Dean Beswick, founder of Gorilla, Gorilla!, opened the session by explaining the rational behind the webinar, “we’d started to see quite a bit of cliché slipping into the inclusion and diversity area, a lot of people re-treading the same creative ground.”
“We’ve also observed that people aren’t really making the most of film and animation in terms of its power to go a little bit deeper into stories and make a powerful emotional connection,” adds Beswick.
The webinar walked through some of the most successful inclusion and diversity campaigns in the last few years, before pointing out the ways film and animation can be used to explore film and animation in a more impactful way.
Powerful statements are often at the forefront of video comms, particularly when it comes to inclusion and diversity campaigns. However, many companies don’t get beyond that powerful statement.
These campaigns often include static portraits looking at the camera, stock footage and dramatic voiceovers. “For us, that’s okay but it’s lacking an emotional connection and authenticity,” adds Beswick.
To get beyond the visual cliché, the video needs to hear from the real people rather than just see them. The example below from Aviva does just that.
“The key thing for me is, it’s still relatable and feels really tangible even thought it’s got that creative wrapper around it,” adds Beswick. In terms of making that initial impact around inclusion and diversity and raising awareness, there is more to be done that just visual representation.
Research from Gorilla, Gorilla! points towards humour as an impactful angle in video comms for inclusion and diversity. This example from the New Zealand human rights commission challenges preconceptions and makes an impact on the viewer. “Sometimes with inclusion and diversity you need to break the ice and disarm your audience around the subject matter,” says Beswick.

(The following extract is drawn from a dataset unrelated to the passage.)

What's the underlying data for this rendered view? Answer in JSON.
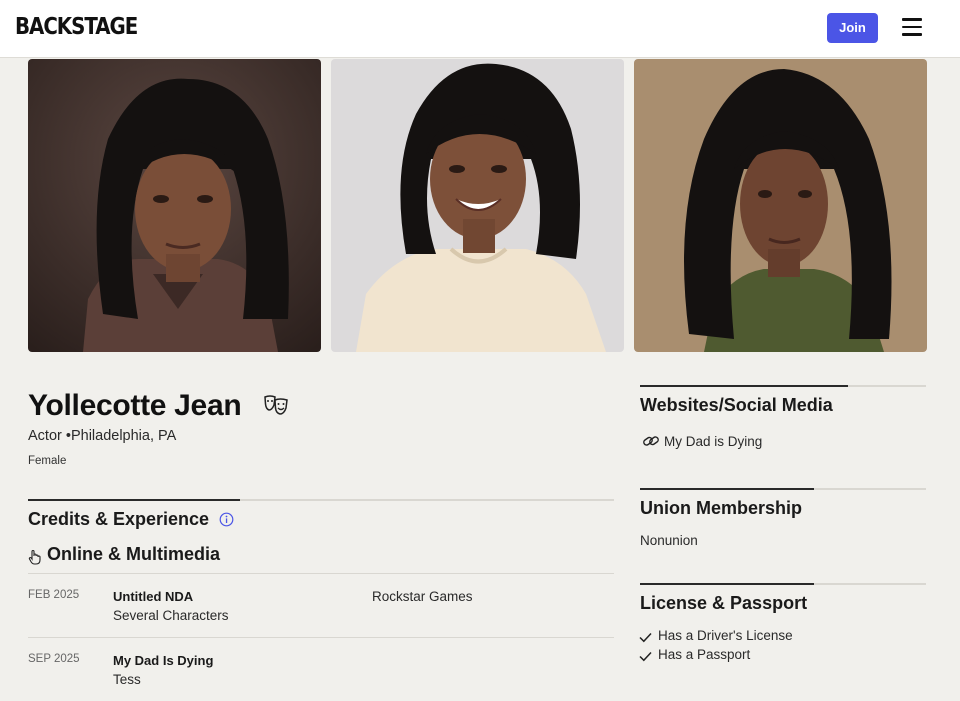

The webinar then focused on actionable tips for businesses to create an impactful communications campaign around inclusion and diversity. Beswick urges organisations to try and break away from the clichés and find the best ways to use real people and real voices.
“A lot of people try and say everything and they end up staying nothing,” says Beswick.
The first tip from Gorilla, Gorilla! was the use of lived experience. For inclusion and diversity, this is often done through interviews, but the important thing is to keep this content focused.
YouTube found the top two reasons people watch video, is that it teaches you something knew and allows you to dig deeper into an existing interest. Audiences are more likely to connect and empathise with one individual given more of a voice, rather than multiple short clips in a montage.
Beswick also says brands need to think about stories outside its immediate business space. For example a successful campaign by Google, told the story of the founders of Pride in South Africa.
Campaigns also need to back up their statements of inclusion and diversity, with conversations and authentic contributions. Beswick highlights that conversation is a great, useful and creative device to tackle diversity in a practical way.
Animation can help brands to bring inclusion and diversity to live in a unique way. “It can help you to desensitise some tricky subjects without trivialising it,” says Beswick. Animation can be used to tell stories, using audio interviews or by contextualising the content.
Drama is also worth bearing in mind and is something less often used to tell stories of diversity and inclusion. “You need to root this in a really genuine set of experiences to land that emotional impact. The story has got to ring true.”
“The main point when using film and animation in this space, is to try and stay focused - whichever technique you go with or whatever part of the journey you’ re on. The most successful work that we see focuses on one area and has a clear tangible thread, rather than trying to cover everything,” says Beswick.